Crossed cerebellar diaschisis after status epilepticus

A Koy 1, D Klee 2, AA Weber 1, M Karenfort 1, E Mayatepek 1
  • 1Klinik für Allgemeine Pädiatrie, Universitätskinderklinik, Düsseldorf, Germany
  • 2Klinik für Radiologie, Universitätskinderklinik, Düsseldorf, Germany

We report on a 3.8-year-old girl who was born preterm at 26 weeks of gestation. Due to a posthemorrhagic hydrocephalus she has a ventriculoperitoneal shunt since the age of five months. Clinically she presents with a left-sided spastic hemiparesis.

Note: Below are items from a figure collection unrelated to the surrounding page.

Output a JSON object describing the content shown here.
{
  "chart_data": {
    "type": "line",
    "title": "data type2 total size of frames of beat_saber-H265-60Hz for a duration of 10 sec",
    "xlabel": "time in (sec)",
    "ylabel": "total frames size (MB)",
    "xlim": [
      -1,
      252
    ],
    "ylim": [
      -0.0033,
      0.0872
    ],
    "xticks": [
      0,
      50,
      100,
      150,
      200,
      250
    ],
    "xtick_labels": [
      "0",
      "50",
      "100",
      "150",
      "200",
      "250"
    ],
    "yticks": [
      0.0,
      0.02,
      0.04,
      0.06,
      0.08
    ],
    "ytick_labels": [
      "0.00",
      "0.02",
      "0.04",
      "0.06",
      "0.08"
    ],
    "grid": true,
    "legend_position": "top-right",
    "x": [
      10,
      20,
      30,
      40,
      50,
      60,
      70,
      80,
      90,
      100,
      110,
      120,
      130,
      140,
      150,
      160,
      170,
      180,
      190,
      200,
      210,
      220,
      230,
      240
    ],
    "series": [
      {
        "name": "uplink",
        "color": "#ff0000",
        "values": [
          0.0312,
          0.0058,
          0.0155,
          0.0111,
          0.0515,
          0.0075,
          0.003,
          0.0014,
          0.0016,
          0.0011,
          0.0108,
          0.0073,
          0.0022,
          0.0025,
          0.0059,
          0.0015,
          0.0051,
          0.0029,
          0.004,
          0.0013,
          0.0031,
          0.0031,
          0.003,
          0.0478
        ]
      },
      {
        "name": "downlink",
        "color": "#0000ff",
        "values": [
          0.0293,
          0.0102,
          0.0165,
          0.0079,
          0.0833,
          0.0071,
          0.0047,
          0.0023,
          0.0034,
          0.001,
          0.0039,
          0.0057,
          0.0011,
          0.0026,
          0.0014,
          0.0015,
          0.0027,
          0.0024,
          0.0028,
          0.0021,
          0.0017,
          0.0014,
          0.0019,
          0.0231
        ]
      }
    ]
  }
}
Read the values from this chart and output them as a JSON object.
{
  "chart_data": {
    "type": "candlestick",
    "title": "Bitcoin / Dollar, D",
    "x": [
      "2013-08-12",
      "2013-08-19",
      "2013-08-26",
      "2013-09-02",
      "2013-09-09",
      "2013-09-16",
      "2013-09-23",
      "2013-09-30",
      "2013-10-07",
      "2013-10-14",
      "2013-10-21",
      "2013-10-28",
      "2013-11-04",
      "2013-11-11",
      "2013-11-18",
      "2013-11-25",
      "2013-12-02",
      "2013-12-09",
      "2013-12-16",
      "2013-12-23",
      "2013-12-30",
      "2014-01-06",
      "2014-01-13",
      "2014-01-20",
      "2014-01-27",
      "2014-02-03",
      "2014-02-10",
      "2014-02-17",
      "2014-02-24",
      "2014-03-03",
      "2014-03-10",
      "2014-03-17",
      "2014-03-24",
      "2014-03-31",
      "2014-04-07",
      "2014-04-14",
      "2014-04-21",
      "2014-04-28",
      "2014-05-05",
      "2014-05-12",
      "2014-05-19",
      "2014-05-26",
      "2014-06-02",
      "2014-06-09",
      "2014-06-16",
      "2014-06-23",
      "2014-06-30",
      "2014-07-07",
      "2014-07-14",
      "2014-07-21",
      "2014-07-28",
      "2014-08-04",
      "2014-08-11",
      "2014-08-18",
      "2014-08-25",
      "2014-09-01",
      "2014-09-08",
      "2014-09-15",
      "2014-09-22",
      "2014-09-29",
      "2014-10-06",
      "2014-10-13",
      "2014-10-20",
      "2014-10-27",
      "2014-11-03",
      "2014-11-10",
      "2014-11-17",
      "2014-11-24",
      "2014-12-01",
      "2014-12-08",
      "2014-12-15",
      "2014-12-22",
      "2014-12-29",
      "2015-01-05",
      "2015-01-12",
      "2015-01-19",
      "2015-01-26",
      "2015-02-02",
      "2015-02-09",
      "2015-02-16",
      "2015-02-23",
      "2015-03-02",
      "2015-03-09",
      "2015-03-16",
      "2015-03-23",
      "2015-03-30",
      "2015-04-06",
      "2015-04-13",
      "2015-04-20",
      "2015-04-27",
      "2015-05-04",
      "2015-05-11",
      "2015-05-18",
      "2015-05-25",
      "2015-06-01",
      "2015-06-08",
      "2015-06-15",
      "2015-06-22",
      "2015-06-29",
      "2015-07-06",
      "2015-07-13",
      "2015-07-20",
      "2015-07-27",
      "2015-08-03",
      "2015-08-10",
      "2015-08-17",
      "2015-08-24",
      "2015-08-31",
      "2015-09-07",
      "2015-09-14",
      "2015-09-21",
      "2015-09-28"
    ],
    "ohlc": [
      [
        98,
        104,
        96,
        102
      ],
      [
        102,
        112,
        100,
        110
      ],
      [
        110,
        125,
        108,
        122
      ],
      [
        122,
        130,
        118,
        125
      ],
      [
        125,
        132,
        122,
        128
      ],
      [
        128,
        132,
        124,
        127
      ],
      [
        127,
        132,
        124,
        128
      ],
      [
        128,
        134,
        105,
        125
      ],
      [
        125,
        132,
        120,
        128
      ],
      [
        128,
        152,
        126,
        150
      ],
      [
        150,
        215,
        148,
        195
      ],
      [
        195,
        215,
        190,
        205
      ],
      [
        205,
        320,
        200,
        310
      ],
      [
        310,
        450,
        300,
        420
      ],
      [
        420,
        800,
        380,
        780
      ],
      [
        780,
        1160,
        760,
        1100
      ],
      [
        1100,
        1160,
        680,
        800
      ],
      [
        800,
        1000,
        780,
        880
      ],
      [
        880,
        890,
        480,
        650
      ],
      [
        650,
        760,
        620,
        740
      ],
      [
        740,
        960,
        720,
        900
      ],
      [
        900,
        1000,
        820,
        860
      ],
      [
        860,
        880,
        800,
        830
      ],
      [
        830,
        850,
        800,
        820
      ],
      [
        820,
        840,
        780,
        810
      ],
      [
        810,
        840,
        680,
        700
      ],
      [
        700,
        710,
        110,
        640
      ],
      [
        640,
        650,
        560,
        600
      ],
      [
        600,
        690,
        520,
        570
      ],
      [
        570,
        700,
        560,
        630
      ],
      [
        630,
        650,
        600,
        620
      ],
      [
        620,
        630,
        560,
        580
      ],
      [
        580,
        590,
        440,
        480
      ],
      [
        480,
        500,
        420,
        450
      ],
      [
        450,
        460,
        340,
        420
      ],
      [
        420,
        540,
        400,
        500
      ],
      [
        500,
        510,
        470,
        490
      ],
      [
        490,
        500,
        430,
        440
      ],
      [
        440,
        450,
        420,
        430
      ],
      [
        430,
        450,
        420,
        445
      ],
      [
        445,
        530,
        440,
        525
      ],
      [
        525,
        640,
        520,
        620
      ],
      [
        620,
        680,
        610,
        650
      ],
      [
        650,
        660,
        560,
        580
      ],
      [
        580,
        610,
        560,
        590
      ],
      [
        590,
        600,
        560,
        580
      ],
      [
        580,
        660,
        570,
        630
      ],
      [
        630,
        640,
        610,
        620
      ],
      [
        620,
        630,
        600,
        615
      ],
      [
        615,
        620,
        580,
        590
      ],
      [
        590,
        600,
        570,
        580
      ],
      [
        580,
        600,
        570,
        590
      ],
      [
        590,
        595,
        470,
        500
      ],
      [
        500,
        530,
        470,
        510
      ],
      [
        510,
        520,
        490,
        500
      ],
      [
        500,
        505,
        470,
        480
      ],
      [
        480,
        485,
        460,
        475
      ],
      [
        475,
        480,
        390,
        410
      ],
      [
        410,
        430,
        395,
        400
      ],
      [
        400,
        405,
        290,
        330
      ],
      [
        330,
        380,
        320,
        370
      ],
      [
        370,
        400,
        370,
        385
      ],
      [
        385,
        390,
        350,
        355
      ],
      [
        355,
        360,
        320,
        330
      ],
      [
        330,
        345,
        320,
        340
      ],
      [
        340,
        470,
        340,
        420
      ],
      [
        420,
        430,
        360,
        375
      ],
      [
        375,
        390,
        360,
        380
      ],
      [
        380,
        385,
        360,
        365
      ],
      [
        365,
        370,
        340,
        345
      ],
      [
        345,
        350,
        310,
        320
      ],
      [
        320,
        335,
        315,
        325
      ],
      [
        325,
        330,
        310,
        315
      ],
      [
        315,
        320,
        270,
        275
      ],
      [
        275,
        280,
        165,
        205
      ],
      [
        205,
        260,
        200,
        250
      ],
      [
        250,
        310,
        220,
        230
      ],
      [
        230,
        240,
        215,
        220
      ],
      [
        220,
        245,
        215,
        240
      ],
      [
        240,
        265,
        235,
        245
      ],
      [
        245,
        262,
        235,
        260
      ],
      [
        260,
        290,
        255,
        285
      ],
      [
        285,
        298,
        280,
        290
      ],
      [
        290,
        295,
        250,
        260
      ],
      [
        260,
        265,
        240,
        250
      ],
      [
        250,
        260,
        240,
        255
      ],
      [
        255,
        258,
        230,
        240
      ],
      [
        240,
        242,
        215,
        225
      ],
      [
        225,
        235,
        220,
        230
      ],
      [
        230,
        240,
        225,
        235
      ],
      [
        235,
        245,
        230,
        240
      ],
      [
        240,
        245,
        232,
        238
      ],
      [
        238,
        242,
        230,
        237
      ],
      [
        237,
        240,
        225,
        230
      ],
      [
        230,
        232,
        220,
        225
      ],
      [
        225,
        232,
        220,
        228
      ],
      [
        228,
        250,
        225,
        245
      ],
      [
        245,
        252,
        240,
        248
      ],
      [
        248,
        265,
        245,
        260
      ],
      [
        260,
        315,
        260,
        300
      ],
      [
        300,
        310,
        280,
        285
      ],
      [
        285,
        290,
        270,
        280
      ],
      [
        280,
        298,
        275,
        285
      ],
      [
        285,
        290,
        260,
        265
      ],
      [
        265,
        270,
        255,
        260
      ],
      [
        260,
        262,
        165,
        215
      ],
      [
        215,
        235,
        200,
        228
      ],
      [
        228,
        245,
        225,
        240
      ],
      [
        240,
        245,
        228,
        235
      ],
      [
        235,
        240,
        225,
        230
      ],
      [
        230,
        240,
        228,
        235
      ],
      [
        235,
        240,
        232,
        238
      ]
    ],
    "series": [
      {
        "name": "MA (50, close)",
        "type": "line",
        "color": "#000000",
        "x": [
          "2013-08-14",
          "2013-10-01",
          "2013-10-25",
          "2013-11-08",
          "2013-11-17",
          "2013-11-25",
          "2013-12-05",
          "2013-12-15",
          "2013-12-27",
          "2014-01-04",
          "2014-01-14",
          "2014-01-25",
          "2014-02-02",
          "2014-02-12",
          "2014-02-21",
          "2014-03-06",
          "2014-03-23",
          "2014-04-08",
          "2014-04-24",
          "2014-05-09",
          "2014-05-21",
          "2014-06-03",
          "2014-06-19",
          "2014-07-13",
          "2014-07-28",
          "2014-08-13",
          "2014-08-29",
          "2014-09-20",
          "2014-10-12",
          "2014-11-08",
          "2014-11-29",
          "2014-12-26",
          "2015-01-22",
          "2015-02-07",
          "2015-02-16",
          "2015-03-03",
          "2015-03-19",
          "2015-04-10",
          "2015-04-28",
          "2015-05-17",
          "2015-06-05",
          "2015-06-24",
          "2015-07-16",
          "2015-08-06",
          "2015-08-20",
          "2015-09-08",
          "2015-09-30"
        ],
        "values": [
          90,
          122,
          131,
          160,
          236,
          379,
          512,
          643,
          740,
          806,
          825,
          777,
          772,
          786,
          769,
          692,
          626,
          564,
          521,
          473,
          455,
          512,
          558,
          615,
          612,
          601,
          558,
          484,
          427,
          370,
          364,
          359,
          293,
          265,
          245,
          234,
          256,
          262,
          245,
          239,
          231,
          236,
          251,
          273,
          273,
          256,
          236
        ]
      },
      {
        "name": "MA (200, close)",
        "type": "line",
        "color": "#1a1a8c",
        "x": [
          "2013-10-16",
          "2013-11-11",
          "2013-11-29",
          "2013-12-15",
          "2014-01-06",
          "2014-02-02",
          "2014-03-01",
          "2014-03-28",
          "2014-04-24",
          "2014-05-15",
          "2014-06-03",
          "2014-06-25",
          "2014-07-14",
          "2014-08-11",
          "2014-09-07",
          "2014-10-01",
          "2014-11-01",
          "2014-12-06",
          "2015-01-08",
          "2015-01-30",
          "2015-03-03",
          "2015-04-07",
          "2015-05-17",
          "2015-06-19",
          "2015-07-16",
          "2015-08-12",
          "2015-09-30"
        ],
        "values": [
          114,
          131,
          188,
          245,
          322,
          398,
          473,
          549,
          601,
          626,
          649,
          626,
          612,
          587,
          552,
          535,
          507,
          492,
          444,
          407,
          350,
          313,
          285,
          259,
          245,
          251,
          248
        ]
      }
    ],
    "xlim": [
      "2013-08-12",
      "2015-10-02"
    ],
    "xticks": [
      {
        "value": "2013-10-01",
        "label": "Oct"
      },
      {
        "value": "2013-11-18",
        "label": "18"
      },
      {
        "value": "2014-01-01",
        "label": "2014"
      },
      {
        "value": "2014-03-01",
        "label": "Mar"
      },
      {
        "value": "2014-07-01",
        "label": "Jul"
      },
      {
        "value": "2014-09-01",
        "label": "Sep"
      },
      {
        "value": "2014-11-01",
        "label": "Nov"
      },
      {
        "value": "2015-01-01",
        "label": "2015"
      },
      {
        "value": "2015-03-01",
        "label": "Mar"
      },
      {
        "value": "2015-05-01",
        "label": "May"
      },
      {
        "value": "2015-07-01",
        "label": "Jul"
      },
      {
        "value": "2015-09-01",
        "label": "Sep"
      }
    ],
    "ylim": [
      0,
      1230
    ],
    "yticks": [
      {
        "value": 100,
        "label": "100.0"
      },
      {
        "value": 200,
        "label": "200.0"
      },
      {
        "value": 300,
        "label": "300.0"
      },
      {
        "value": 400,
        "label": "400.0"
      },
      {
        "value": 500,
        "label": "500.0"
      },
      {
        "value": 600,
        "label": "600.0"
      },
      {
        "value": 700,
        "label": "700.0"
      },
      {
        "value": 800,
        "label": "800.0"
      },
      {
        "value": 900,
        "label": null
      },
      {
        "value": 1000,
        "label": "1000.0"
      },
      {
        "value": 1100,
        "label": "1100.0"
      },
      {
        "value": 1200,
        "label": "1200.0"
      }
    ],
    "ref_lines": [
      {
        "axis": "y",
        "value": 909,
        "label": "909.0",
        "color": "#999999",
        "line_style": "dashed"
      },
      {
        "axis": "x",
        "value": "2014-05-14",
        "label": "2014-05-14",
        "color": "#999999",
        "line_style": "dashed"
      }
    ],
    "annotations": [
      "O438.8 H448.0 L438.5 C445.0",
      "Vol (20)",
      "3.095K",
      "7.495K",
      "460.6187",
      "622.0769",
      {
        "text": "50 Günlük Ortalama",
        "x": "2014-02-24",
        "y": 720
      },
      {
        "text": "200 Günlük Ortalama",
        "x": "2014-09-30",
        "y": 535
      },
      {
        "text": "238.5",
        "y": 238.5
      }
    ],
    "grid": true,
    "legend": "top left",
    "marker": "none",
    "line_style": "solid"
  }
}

On day of admission she was found unresponsive in a febrile state. After buccal application of midazolam she regained consciousness. On magenitic resonance imaging (MRI) with diffusion weight sequences (DWI) areas of increased signal intensities throughout the right cerebral hemisphere with reduced values for the apparent diffusion coefficient (ADC) were seen. There were no epileptic discharges on the electroencephalogramm.

After two days the patient deteriorated again. On MRI signs of increased intracranial pressure were seen and an extraventricular drainage was applied. Additionally high signal intensity of the whole right hemisphere and the left cerebellar hemisphere with corresponding lower ADC values were seen. This lead to the diagnosis of a crossed cerebellar diaschisis (CCD), most likely resulting from prolonged seizure activity. Anticonvulsive medication with levetiracetam was started and the patient recovered.

After 4 weeks the MRI showed atrophy of the right hemisphere and progressive parenchymal atrophy of the left cerebellum.

The pathophysiological mechanisms of CCD in SE are not entirely understood yet. Excessive cortical excitatory input through the cortico-ponto-cerebellar pathway might lead to a decline of purkinje cells and finally to neuronal necrosis in the contralateral cerebellar hemisphere. Alternatively the excitatory input might be reduced by the cortical cytotoxic edema in SE leading to a decrease in neuronal cell activity in the contralateral cerebellar hemisphere. This deactivation could cause a decrease in cerebellar perfusion and reduction in metabolism.

MRI-techniques with DWI are a useful tool to identify CCD in SE at an early stage. Anticonvulsive treatment should be started or expanded as soon as possible to avoid further neuronal damage.